Friday, August 8, 2014

My Prosthetic Floats

The owner at my gym asked me if I had a bikini for summer.  I think he was teasing, and he’s been hitting on me lately, which I think is totally inappropriate. So, I took this as an opportunity to give him a straight line and possibly turn him off at the same time.  “Of course. I need one to hold my prosthetic.”

I’ve tried the one-piece mastectomy swimsuits.   After the suit is thoroughly wet, the prosthetic sinks down and down, closer to my waistline.  With a bikini, there’s no place for the prosthetic to go.

Or so I thought.  I swam my quarter mile plus 2 laps.  As the swimming season goes on, I become stronger and more vigorous.

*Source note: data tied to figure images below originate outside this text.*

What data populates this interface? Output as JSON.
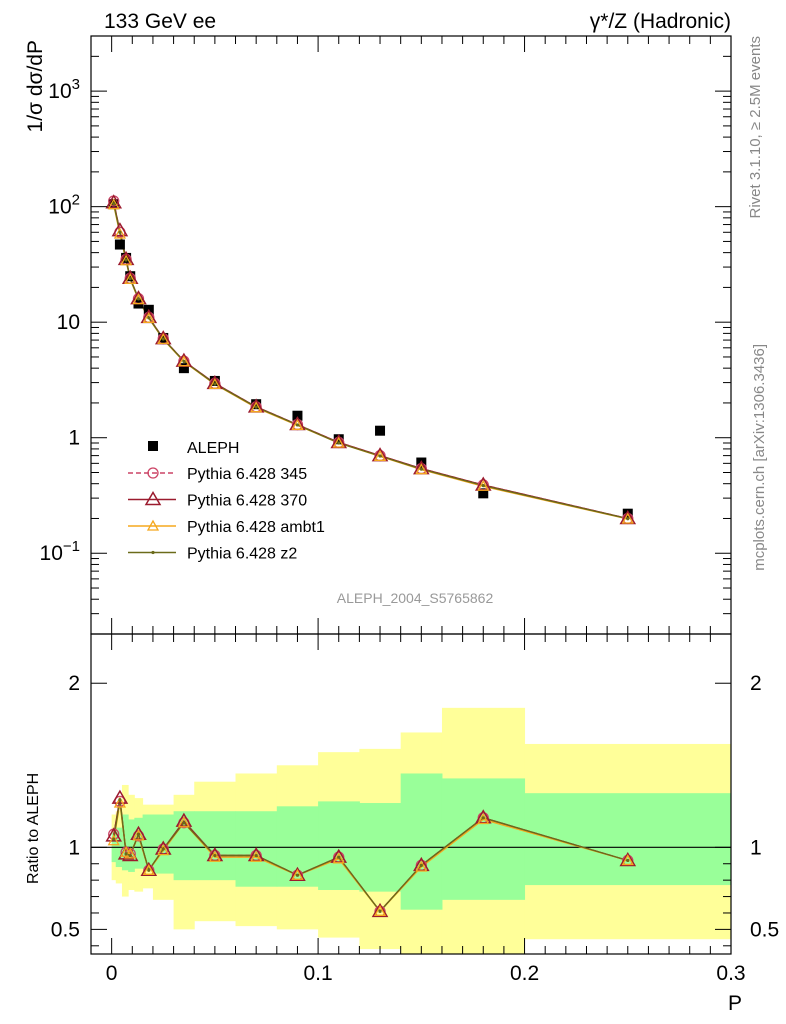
{
  "header": {
    "left": "133 GeV ee",
    "right": "γ*/Z (Hadronic)"
  },
  "side": {
    "rivet": "Rivet 3.1.10, ≥ 2.5M events",
    "mcplots": "mcplots.cern.ch [arXiv:1306.3436]"
  },
  "colors": {
    "band_outer": "#ffff99",
    "band_inner": "#99ff99",
    "data": "#000000",
    "p345": "#cc4466",
    "p370": "#9b1b2e",
    "ambt1": "#f5a81e",
    "z2": "#6b6b1a"
  },
  "chart_data": [
    {
      "type": "scatter",
      "ylabel": "1/σ dσ/dP",
      "yscale": "log",
      "xlim": [
        -0.01,
        0.3
      ],
      "ylim": [
        0.02,
        3000
      ],
      "yticks": [
        {
          "v": 0.1,
          "base": "10",
          "exp": "−1"
        },
        {
          "v": 1,
          "base": "1",
          "exp": ""
        },
        {
          "v": 10,
          "base": "10",
          "exp": ""
        },
        {
          "v": 100,
          "base": "10",
          "exp": "2"
        },
        {
          "v": 1000,
          "base": "10",
          "exp": "3"
        }
      ],
      "watermark": "ALEPH_2004_S5765862",
      "legend_position": "lower-left",
      "data": {
        "name": "ALEPH",
        "x": [
          0.001,
          0.004,
          0.007,
          0.009,
          0.013,
          0.018,
          0.025,
          0.035,
          0.05,
          0.07,
          0.09,
          0.11,
          0.13,
          0.15,
          0.18,
          0.25
        ],
        "y": [
          105,
          47,
          36,
          25,
          14.5,
          12.8,
          7.3,
          4.0,
          3.1,
          1.95,
          1.55,
          0.97,
          1.15,
          0.61,
          0.33,
          0.22
        ]
      },
      "series": [
        {
          "name": "Pythia 6.428 345",
          "key": "p345",
          "marker": "circle",
          "dash": true,
          "x": [
            0.001,
            0.004,
            0.007,
            0.009,
            0.013,
            0.018,
            0.025,
            0.035,
            0.05,
            0.07,
            0.09,
            0.11,
            0.13,
            0.15,
            0.18,
            0.25
          ],
          "y": [
            112,
            60,
            35,
            24,
            16,
            11,
            7.2,
            4.6,
            2.95,
            1.85,
            1.3,
            0.91,
            0.7,
            0.54,
            0.39,
            0.2
          ]
        },
        {
          "name": "Pythia 6.428 370",
          "key": "p370",
          "marker": "triangle",
          "dash": false,
          "x": [
            0.001,
            0.004,
            0.007,
            0.009,
            0.013,
            0.018,
            0.025,
            0.035,
            0.05,
            0.07,
            0.09,
            0.11,
            0.13,
            0.15,
            0.18,
            0.25
          ],
          "y": [
            108,
            62,
            35,
            24,
            16,
            11,
            7.2,
            4.6,
            2.95,
            1.85,
            1.3,
            0.91,
            0.7,
            0.54,
            0.39,
            0.2
          ]
        },
        {
          "name": "Pythia 6.428 ambt1",
          "key": "ambt1",
          "marker": "triangle-small",
          "dash": false,
          "x": [
            0.001,
            0.004,
            0.007,
            0.009,
            0.013,
            0.018,
            0.025,
            0.035,
            0.05,
            0.07,
            0.09,
            0.11,
            0.13,
            0.15,
            0.18,
            0.25
          ],
          "y": [
            104,
            58,
            34,
            23.5,
            15.7,
            10.8,
            7.1,
            4.55,
            2.9,
            1.82,
            1.28,
            0.9,
            0.69,
            0.53,
            0.38,
            0.198
          ]
        },
        {
          "name": "Pythia 6.428 z2",
          "key": "z2",
          "marker": "dot",
          "dash": false,
          "x": [
            0.001,
            0.004,
            0.007,
            0.009,
            0.013,
            0.018,
            0.025,
            0.035,
            0.05,
            0.07,
            0.09,
            0.11,
            0.13,
            0.15,
            0.18,
            0.25
          ],
          "y": [
            106,
            60,
            34.5,
            23.8,
            15.9,
            10.9,
            7.15,
            4.58,
            2.92,
            1.84,
            1.29,
            0.9,
            0.695,
            0.535,
            0.385,
            0.199
          ]
        }
      ]
    },
    {
      "type": "line",
      "xlabel": "P",
      "ylabel": "Ratio to ALEPH",
      "xlim": [
        -0.01,
        0.3
      ],
      "ylim": [
        0.35,
        2.3
      ],
      "xticks": [
        0,
        0.1,
        0.2,
        0.3
      ],
      "xtick_labels": [
        "0",
        "0.1",
        "0.2",
        "0.3"
      ],
      "yticks": [
        0.5,
        1,
        2
      ],
      "ytick_labels": [
        "0.5",
        "1",
        "2"
      ],
      "reference_line": 1,
      "bands": [
        {
          "x0": 0.0,
          "x1": 0.002,
          "inner": [
            0.91,
            1.09
          ],
          "outer": [
            0.8,
            1.2
          ]
        },
        {
          "x0": 0.002,
          "x1": 0.005,
          "inner": [
            0.88,
            1.12
          ],
          "outer": [
            0.78,
            1.22
          ]
        },
        {
          "x0": 0.005,
          "x1": 0.008,
          "inner": [
            0.86,
            1.2
          ],
          "outer": [
            0.7,
            1.38
          ]
        },
        {
          "x0": 0.008,
          "x1": 0.011,
          "inner": [
            0.85,
            1.17
          ],
          "outer": [
            0.74,
            1.32
          ]
        },
        {
          "x0": 0.011,
          "x1": 0.015,
          "inner": [
            0.87,
            1.18
          ],
          "outer": [
            0.73,
            1.3
          ]
        },
        {
          "x0": 0.015,
          "x1": 0.02,
          "inner": [
            0.87,
            1.2
          ],
          "outer": [
            0.75,
            1.26
          ]
        },
        {
          "x0": 0.02,
          "x1": 0.03,
          "inner": [
            0.84,
            1.2
          ],
          "outer": [
            0.68,
            1.26
          ]
        },
        {
          "x0": 0.03,
          "x1": 0.04,
          "inner": [
            0.8,
            1.22
          ],
          "outer": [
            0.5,
            1.32
          ]
        },
        {
          "x0": 0.04,
          "x1": 0.06,
          "inner": [
            0.8,
            1.22
          ],
          "outer": [
            0.55,
            1.4
          ]
        },
        {
          "x0": 0.06,
          "x1": 0.08,
          "inner": [
            0.76,
            1.22
          ],
          "outer": [
            0.52,
            1.45
          ]
        },
        {
          "x0": 0.08,
          "x1": 0.1,
          "inner": [
            0.76,
            1.25
          ],
          "outer": [
            0.5,
            1.5
          ]
        },
        {
          "x0": 0.1,
          "x1": 0.12,
          "inner": [
            0.74,
            1.28
          ],
          "outer": [
            0.45,
            1.58
          ]
        },
        {
          "x0": 0.12,
          "x1": 0.14,
          "inner": [
            0.73,
            1.27
          ],
          "outer": [
            0.38,
            1.6
          ]
        },
        {
          "x0": 0.14,
          "x1": 0.16,
          "inner": [
            0.62,
            1.45
          ],
          "outer": [
            0.35,
            1.7
          ]
        },
        {
          "x0": 0.16,
          "x1": 0.2,
          "inner": [
            0.68,
            1.42
          ],
          "outer": [
            0.35,
            1.85
          ]
        },
        {
          "x0": 0.2,
          "x1": 0.3,
          "inner": [
            0.77,
            1.33
          ],
          "outer": [
            0.44,
            1.63
          ]
        }
      ],
      "series": [
        {
          "key": "p345",
          "marker": "circle",
          "dash": true,
          "x": [
            0.001,
            0.004,
            0.007,
            0.009,
            0.013,
            0.018,
            0.025,
            0.035,
            0.05,
            0.07,
            0.09,
            0.11,
            0.13,
            0.15,
            0.18,
            0.25
          ],
          "y": [
            1.08,
            1.28,
            0.97,
            0.96,
            1.07,
            0.86,
            0.99,
            1.15,
            0.95,
            0.95,
            0.83,
            0.94,
            0.61,
            0.89,
            1.18,
            0.92
          ]
        },
        {
          "key": "p370",
          "marker": "triangle",
          "dash": false,
          "x": [
            0.001,
            0.004,
            0.007,
            0.009,
            0.013,
            0.018,
            0.025,
            0.035,
            0.05,
            0.07,
            0.09,
            0.11,
            0.13,
            0.15,
            0.18,
            0.25
          ],
          "y": [
            1.07,
            1.3,
            0.96,
            0.95,
            1.08,
            0.86,
            0.99,
            1.16,
            0.95,
            0.95,
            0.83,
            0.94,
            0.61,
            0.89,
            1.18,
            0.92
          ]
        },
        {
          "key": "ambt1",
          "marker": "triangle-small",
          "dash": false,
          "x": [
            0.001,
            0.004,
            0.007,
            0.009,
            0.013,
            0.018,
            0.025,
            0.035,
            0.05,
            0.07,
            0.09,
            0.11,
            0.13,
            0.15,
            0.18,
            0.25
          ],
          "y": [
            1.04,
            1.27,
            0.97,
            0.96,
            1.07,
            0.86,
            0.98,
            1.15,
            0.94,
            0.94,
            0.83,
            0.93,
            0.61,
            0.88,
            1.17,
            0.92
          ]
        },
        {
          "key": "z2",
          "marker": "dot",
          "dash": false,
          "x": [
            0.001,
            0.004,
            0.007,
            0.009,
            0.013,
            0.018,
            0.025,
            0.035,
            0.05,
            0.07,
            0.09,
            0.11,
            0.13,
            0.15,
            0.18,
            0.25
          ],
          "y": [
            1.05,
            1.29,
            0.96,
            0.95,
            1.08,
            0.86,
            0.99,
            1.15,
            0.95,
            0.95,
            0.83,
            0.94,
            0.61,
            0.89,
            1.18,
            0.92
          ]
        }
      ]
    }
  ]
}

I climbed out of the pool, and took off my goggles. As I was walking to the shower, I saw the 20-something lifeguard starring at my chest.  This man can’t even be bothered to watch people swim, and here he was looking at a grannie chest?   Something wasn’t right here. 

I looked down.  Half my swimsuit top was empty.  Back on with the goggles. Back into the pool.  Slowly, I did breast stroke up and down the lanes where I had been swimming freestyle, so I could keep my face in the water.  Nothing.  

My swimming prosthetic is clear silicone.  I asked another woman who was swimming to be on the lookout for it.  She asked, “Does it float?”  I told her, “I don’t think so.”

Meanwhile, my husband, the alien, was scanning the pool as he walked along side it.  He pointed at a rather large looking bubble about 10 feet from me.  I swam over to investigate.  “It floats!”

I guess I gave the swimsuit a rough ride, and the prosthetic bailed.   Now I have to find my bottle of water-proof glitter and paint spots on it, so I can find it more easily if it escapes again.

And the company needs a new slogan: The Prostheic that Floats.  I stuffed the fake boob back into its pocket, and climbed out again.  I never did tell the lifeguard what happened.